An interactive storytelling platform for children that synthesizes text, custom illustrations, and narrated audio in parallel to create a low-latency, magical user experience.
Bedtime stories are a ritual in our house. My daughter was at the age where she'd ask for the same story twice in a row, then immediately want a new one. I wanted to see if I could build something that gave her a unique story every time, one that felt made just for her.
The technical challenge was making three AI services (text, image, voice) feel like one thing to a child. The product goal was simpler: it had to feel magical.

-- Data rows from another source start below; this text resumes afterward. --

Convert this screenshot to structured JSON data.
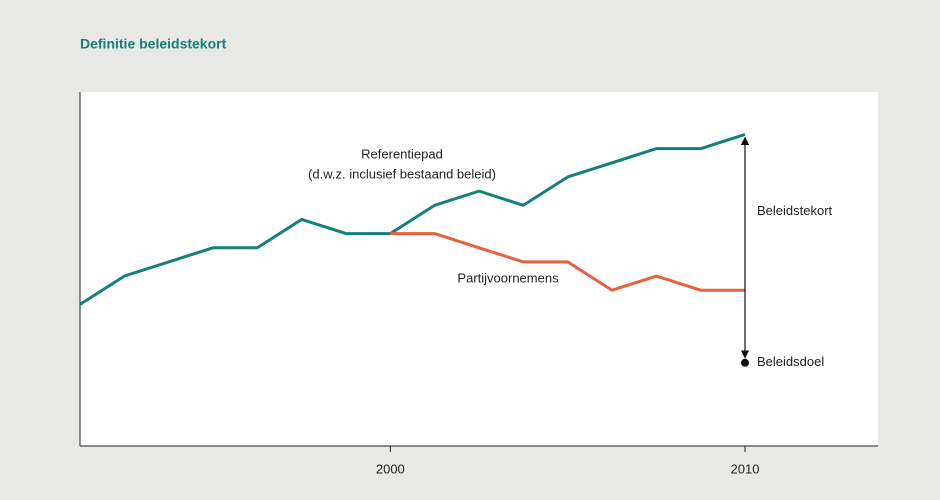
{
  "chart_data": {
    "type": "line",
    "title": "Definitie beleidstekort",
    "x": [
      1991.25,
      1992.5,
      1993.75,
      1995,
      1996.25,
      1997.5,
      1998.75,
      2000,
      2001.25,
      2002.5,
      2003.75,
      2005,
      2006.25,
      2007.5,
      2008.75,
      2010
    ],
    "series": [
      {
        "name": "Referentiepad",
        "color": "#13807f",
        "values": [
          40,
          48,
          52,
          56,
          56,
          64,
          60,
          60,
          68,
          72,
          68,
          76,
          80,
          84,
          84,
          88
        ]
      },
      {
        "name": "Partijvoornemens",
        "color": "#e8603c",
        "values": [
          null,
          null,
          null,
          null,
          null,
          null,
          null,
          60,
          60,
          56,
          52,
          52,
          44,
          48,
          44,
          44
        ]
      }
    ],
    "series_notes": [
      "(d.w.z. inclusief bestaand beleid)"
    ],
    "gap_label": "Beleidstekort",
    "goal": {
      "name": "Beleidsdoel",
      "x": 2010,
      "value": 23.5
    },
    "xlim": [
      1991.25,
      2013.75
    ],
    "xticks": [
      2000,
      2010
    ],
    "ylim": [
      0,
      100
    ]
  }
}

The flow is designed to be entirely frictionless. It starts with the user entering a few keywords—like "silly dinosaur pizza." Before touching any AI API, a strict content filter quietly screens the input, silently removing inappropriate words or falling back to a generic story if necessary. This ensures the app never throws a confusing error to a child.
Requests go to GPT-4 (for the story) and DALL-E 3 (for the illustration) in parallel. The experience waits only for the story, and as soon as the story text arrives from GPT-4, it is immediately displayed in the UI. The text is simultaneously routed to ElevenLabs for voice synthesis. By running the text and image generation in parallel, and streaming the audio back in chunks, the narration starts playing before the full file is even generated.
The final story can then be saved locally to the browser, ready to be replayed or shared with a grandparent.
Building for a child is a useful constraint. A child can't read instructions and won't wait for loading screens, and the "user" has strong opinions but no vocabulary to articulate them. If she didn't immediately engage, something was wrong.
The hardest part was making three APIs with different failure modes and latencies feel like one product. I ended up parallelising where I could, streaming audio to kill wait time, and building fallbacks for each service independently.